Now that we have seen how easy it is for intellectuals in a dictatorship to be corrupted, it would be a vestige of aristocratic snobbery to think that only "the uneducated masses" are susceptible to propaganda. Both Hitler and Stalin had a surprisingly large number of enthusiastic followers among intellectuals. Our capacity to resist has nothing to do with our intelligence but with the degree of access to our true self. Indeed, intelligence is capable of innumerable rationalizations when it comes to the matter of adaptation. Educators have always known this and have exploited it for their own purposes, as the following proverb suggests: "The clever person gives in, the stupid one balks."

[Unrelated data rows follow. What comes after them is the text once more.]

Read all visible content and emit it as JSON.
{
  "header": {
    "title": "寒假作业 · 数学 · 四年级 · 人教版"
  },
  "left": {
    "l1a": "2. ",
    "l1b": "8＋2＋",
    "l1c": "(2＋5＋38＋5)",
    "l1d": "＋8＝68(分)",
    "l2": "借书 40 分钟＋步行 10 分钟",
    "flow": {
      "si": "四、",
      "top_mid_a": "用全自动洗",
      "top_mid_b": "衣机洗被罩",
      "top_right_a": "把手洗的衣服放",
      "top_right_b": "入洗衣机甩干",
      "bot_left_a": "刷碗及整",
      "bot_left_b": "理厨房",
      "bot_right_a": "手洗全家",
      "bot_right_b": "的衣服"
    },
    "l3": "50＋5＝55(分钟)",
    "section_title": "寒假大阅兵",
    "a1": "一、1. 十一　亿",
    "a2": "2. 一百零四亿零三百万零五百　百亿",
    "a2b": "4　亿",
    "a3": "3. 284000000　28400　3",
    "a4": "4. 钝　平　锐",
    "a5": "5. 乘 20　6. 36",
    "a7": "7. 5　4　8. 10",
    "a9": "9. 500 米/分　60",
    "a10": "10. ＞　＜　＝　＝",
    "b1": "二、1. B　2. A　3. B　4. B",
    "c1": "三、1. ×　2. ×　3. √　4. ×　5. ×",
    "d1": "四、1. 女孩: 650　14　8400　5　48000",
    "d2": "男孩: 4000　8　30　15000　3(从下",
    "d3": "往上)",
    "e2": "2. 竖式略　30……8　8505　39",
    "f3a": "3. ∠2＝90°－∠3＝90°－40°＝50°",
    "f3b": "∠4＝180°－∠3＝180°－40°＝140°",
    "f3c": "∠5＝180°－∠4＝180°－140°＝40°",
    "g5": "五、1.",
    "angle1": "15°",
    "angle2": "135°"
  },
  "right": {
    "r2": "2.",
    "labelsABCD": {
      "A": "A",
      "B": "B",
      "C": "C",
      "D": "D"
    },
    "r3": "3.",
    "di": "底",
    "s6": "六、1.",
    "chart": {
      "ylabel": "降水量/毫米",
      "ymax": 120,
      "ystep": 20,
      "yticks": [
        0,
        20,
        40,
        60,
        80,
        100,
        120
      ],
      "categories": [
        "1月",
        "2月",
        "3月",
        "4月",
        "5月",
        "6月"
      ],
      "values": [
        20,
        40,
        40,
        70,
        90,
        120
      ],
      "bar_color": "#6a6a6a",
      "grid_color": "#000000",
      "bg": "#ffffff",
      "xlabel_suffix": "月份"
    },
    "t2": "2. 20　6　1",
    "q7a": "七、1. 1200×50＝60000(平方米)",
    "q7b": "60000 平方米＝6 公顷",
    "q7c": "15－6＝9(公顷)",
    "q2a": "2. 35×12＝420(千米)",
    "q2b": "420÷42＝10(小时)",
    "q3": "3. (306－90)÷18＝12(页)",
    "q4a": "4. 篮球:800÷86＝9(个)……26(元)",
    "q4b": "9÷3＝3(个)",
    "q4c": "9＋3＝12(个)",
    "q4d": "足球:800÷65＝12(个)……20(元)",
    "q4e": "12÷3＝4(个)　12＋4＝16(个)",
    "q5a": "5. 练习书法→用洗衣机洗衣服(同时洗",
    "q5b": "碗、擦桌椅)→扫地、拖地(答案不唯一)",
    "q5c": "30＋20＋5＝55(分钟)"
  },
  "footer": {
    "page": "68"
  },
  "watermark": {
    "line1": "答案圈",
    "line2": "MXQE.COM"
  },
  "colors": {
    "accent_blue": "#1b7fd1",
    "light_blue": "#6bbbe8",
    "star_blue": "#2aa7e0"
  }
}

For example, we read in a work on child raising by Grünwald (1899): "I have never yet found willfulness in an intellectually advanced or exceptionally gifted child" (quoted in Rutschky). Such a child can, in later life, exhibit extraordinary acuity in criticizing the ideologies of his opponents--and in puberty even the views by his own parents-- because in these cases his intellectual powers can function without impairment. Only within a group--such as one consisting of adherents of an ideology or a theoretical school--that represents the early family situation will this person on occasion still display a naïve submissiveness and uncritical attitude that completely believes his brilliance in other situations. Here, tragically, his early dependence upon tyrannical parents is preserved, a dependence that--in keeping with the program of "poisonous pedagogy"--goes undetected. This explains why Martin Heidegger, for example, who had no trouble in breaking with traditional philosophy and leaving behind the teachers of his adolescence, was not able to see the contradictions in Hitler's ideology that should have been obvious to someone of his intelligence. He responded to this ideology with an infantile fascination and devotion that brooked no criticism.”